The facility submits the following Plan of Correction under procedures established by the Department of Health in order to comply with the Department's directive to change conditions which the Department alleges are deficient under State and Federal regulations relating to long term care. This Plan of Correction should not be construed as either a waiver of the facility's right to appeal or to challenge the accuracy or severity of the alleged deficiencies or an admission of past or ongoing violations of State and Federal regulatory requirements.

Resident was evaluated by nurse supervisor and first aid was administered at time of event. She was sent to the hospital for further evaluation and treatment per Physician order.

Residents in the dining room were evaluated for proximity to the PTAC units, no residents were found to be in close proximity to the units. PTAC units in dining rooms were evaluated by Maintenance Director and were functioning appropriately.

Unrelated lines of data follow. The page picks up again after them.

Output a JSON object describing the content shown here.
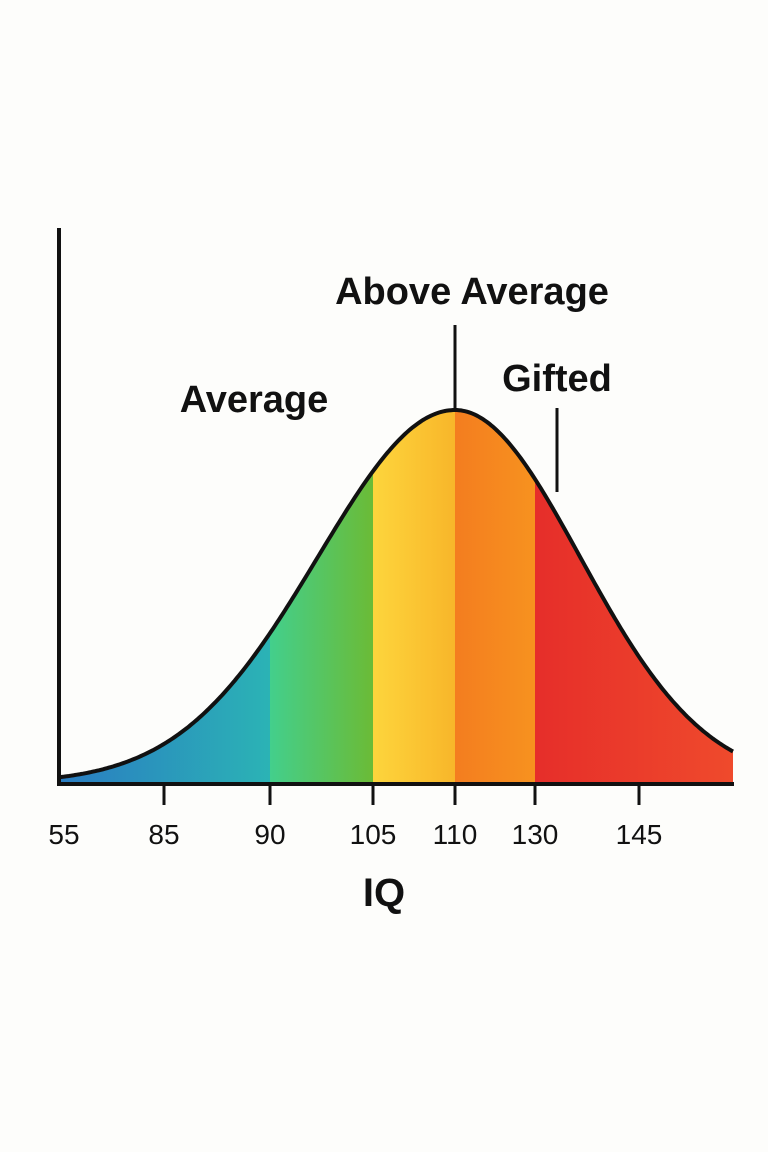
{
  "chart_data": {
    "type": "area",
    "title": "",
    "xlabel": "IQ",
    "ylabel": "",
    "x_tick_labels": [
      "55",
      "85",
      "90",
      "105",
      "110",
      "130",
      "145"
    ],
    "curve": "bell-shaped distribution, peak at 110",
    "bands": [
      {
        "from": "55",
        "to": "90",
        "color_start": "#2a7cc2",
        "color_end": "#2bb3b5"
      },
      {
        "from": "90",
        "to": "105",
        "color_start": "#43cf8c",
        "color_end": "#6bbb36"
      },
      {
        "from": "105",
        "to": "110",
        "color_start": "#fdd53c",
        "color_end": "#f8b62a"
      },
      {
        "from": "110",
        "to": "130",
        "color_start": "#f47d1f",
        "color_end": "#f7921f"
      },
      {
        "from": "130",
        "to": "end",
        "color_start": "#e62e2a",
        "color_end": "#ef4a2c"
      }
    ],
    "annotations": [
      {
        "text": "Average",
        "pointer": false
      },
      {
        "text": "Above Average",
        "at": "110",
        "pointer": true
      },
      {
        "text": "Gifted",
        "at": "130",
        "pointer": true
      }
    ],
    "grid": false,
    "legend": "none",
    "axis_color": "#111111"
  }
}
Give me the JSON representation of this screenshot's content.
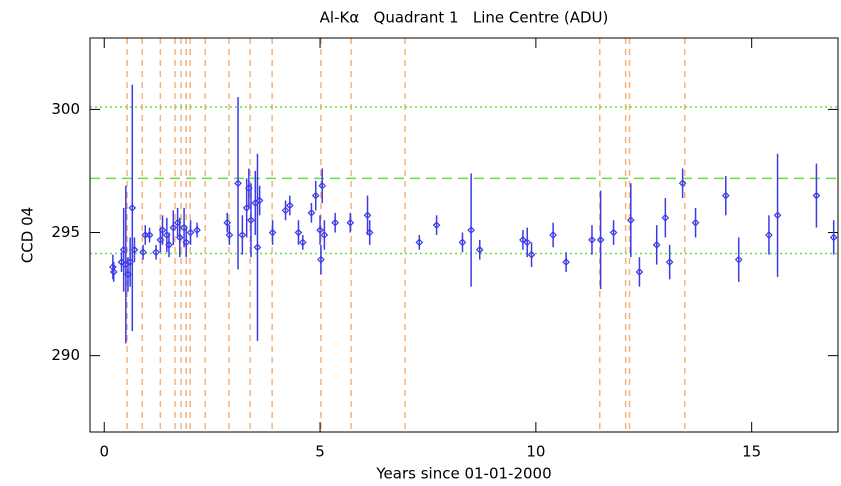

Rearrangement of dining room tables in front of PTAC units was done as temporary measure to prevent resident access to PTAC units. Protective covers were permanently placed on top of PTAC units in dining room. Residents will not be able to lean over/against units with covers in place.

Staff in all departments educated to monitor residents while in dining rooms to prevent residents from leaning against PTAC units.

Q shift check, daily x2 weeks of placement of covers will be completed. Audit will be completed of q shift checks of placement of covers. Results of the audits will be reviewed at the QAPI meeting monthly x3 for review and compliance. Maintenance Director or Designee will be responsible for audits and NHA will monitor compliance.